(NB: the original question title was: What is the best way to load XML from a string with a document specification?)
I need to get the XML content from an ODT opendocument (LibreOffice) file in an XmlDocument object. The ODT is a zip archive and I managed to get the content.xml part as a byte array. Converting to a string seems simple, but I was surprised to find that XmlDocument.LoadXml(string) does not accept a string that starts with an Xml document specification line, like:
<?xml version="1.0" encoding="UTF-8"?>
<Offices id="0" enabled="false">
<office />
</Offices>
The exception is: Data at the root level is invalid. Line 1, position 1
I wonder if there is a library call to read such a string?

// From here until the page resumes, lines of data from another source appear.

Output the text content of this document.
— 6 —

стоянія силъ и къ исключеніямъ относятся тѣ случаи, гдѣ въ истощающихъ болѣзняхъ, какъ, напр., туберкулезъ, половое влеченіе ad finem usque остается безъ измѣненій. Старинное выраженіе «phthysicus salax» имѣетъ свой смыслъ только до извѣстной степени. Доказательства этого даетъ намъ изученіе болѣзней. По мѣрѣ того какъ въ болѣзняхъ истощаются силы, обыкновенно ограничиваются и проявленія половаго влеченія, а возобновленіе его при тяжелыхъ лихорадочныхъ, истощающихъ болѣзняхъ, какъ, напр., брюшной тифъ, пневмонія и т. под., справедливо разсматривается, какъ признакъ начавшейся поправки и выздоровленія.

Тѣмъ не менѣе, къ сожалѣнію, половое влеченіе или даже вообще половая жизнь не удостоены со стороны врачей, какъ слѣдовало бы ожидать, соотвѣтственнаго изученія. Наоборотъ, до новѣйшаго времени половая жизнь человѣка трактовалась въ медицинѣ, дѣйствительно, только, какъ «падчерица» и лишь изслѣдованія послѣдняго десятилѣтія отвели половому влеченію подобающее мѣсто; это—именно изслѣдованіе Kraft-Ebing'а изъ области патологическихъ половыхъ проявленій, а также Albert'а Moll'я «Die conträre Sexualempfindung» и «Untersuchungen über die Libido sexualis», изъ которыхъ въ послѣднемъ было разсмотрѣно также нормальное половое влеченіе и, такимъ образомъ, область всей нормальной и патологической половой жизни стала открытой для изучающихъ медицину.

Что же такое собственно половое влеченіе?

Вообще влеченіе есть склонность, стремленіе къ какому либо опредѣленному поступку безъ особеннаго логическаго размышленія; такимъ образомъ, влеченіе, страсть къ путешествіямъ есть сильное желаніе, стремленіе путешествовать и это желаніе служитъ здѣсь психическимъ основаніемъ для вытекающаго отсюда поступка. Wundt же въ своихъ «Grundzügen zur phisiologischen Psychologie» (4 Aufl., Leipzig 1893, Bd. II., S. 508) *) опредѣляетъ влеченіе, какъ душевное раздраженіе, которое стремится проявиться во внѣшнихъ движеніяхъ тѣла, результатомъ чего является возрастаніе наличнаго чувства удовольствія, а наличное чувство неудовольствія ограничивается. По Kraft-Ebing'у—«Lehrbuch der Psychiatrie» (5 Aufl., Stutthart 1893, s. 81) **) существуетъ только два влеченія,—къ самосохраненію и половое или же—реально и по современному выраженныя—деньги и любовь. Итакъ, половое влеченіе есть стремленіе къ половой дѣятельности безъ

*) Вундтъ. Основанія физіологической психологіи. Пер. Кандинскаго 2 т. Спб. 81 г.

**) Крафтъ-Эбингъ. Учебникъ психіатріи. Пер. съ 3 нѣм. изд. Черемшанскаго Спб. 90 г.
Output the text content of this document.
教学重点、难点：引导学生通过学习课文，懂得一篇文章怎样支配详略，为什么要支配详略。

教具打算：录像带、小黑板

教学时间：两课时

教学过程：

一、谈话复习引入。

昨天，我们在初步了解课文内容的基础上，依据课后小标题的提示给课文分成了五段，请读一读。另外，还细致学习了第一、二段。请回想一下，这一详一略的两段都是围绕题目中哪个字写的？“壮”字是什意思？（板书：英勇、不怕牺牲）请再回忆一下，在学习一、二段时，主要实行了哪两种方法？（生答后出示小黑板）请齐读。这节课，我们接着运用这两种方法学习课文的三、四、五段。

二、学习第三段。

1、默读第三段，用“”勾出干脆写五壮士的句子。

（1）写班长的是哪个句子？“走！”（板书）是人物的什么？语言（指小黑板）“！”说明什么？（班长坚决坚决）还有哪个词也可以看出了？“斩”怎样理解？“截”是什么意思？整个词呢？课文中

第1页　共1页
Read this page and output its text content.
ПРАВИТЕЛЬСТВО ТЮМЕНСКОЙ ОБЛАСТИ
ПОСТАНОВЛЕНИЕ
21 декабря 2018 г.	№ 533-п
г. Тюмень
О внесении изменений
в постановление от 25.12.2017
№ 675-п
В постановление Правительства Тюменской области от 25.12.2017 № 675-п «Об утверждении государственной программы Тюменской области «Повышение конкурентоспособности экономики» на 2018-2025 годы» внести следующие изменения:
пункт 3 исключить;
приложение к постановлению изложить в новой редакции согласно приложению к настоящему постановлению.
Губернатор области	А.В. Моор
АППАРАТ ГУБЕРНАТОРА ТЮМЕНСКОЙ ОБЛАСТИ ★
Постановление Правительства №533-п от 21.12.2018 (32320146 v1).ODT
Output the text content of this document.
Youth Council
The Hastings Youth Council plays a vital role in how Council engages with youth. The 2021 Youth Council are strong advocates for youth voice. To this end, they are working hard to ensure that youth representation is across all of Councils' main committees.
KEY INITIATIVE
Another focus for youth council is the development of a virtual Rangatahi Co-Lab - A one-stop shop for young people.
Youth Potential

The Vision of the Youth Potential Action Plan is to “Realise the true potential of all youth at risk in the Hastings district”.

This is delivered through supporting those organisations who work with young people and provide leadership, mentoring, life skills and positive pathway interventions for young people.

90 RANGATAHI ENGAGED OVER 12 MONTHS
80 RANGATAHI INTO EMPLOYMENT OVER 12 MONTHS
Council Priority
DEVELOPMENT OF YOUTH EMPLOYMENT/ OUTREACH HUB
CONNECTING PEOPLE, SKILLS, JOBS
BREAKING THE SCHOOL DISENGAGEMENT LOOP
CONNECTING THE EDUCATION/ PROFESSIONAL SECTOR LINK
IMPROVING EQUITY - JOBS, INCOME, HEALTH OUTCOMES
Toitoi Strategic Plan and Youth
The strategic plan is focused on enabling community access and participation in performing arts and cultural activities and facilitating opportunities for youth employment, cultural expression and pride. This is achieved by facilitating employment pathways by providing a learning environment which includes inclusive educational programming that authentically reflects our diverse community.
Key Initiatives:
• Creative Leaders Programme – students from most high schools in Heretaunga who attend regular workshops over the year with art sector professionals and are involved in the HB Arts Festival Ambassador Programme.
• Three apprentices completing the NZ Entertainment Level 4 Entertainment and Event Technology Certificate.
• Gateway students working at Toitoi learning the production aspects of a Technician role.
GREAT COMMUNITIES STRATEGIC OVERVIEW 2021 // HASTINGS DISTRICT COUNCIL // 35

For now I use this function I improvised, but it feels unnecessarily complex to have to do stuff on the character level when handling xml documents:
/// <summary>
/// Convert an Xml document in a string, including document specification line(s),
/// to an XmlDocument object
/// </summary>
/// <param name="XmlString"></param>
/// <returns></returns>
public static XmlDocument LoadXmlString(string XmlString)
{
XmlDocument XmlDoc = new XmlDocument();
XmlDoc.LoadXml(XmlString.Substring(XmlString.LastIndexOf("?>") + 2));
return XmlDoc;
}
Is there a better way?
NB: I refer to this earlier question
but this addresses the problem of parsing a string, with the solution of converting the string to a byte array, while I should not be parsing the string, and not convert the byte array to string to begin with, but just skip this step and directly parse the byte array after unzipping the ODT.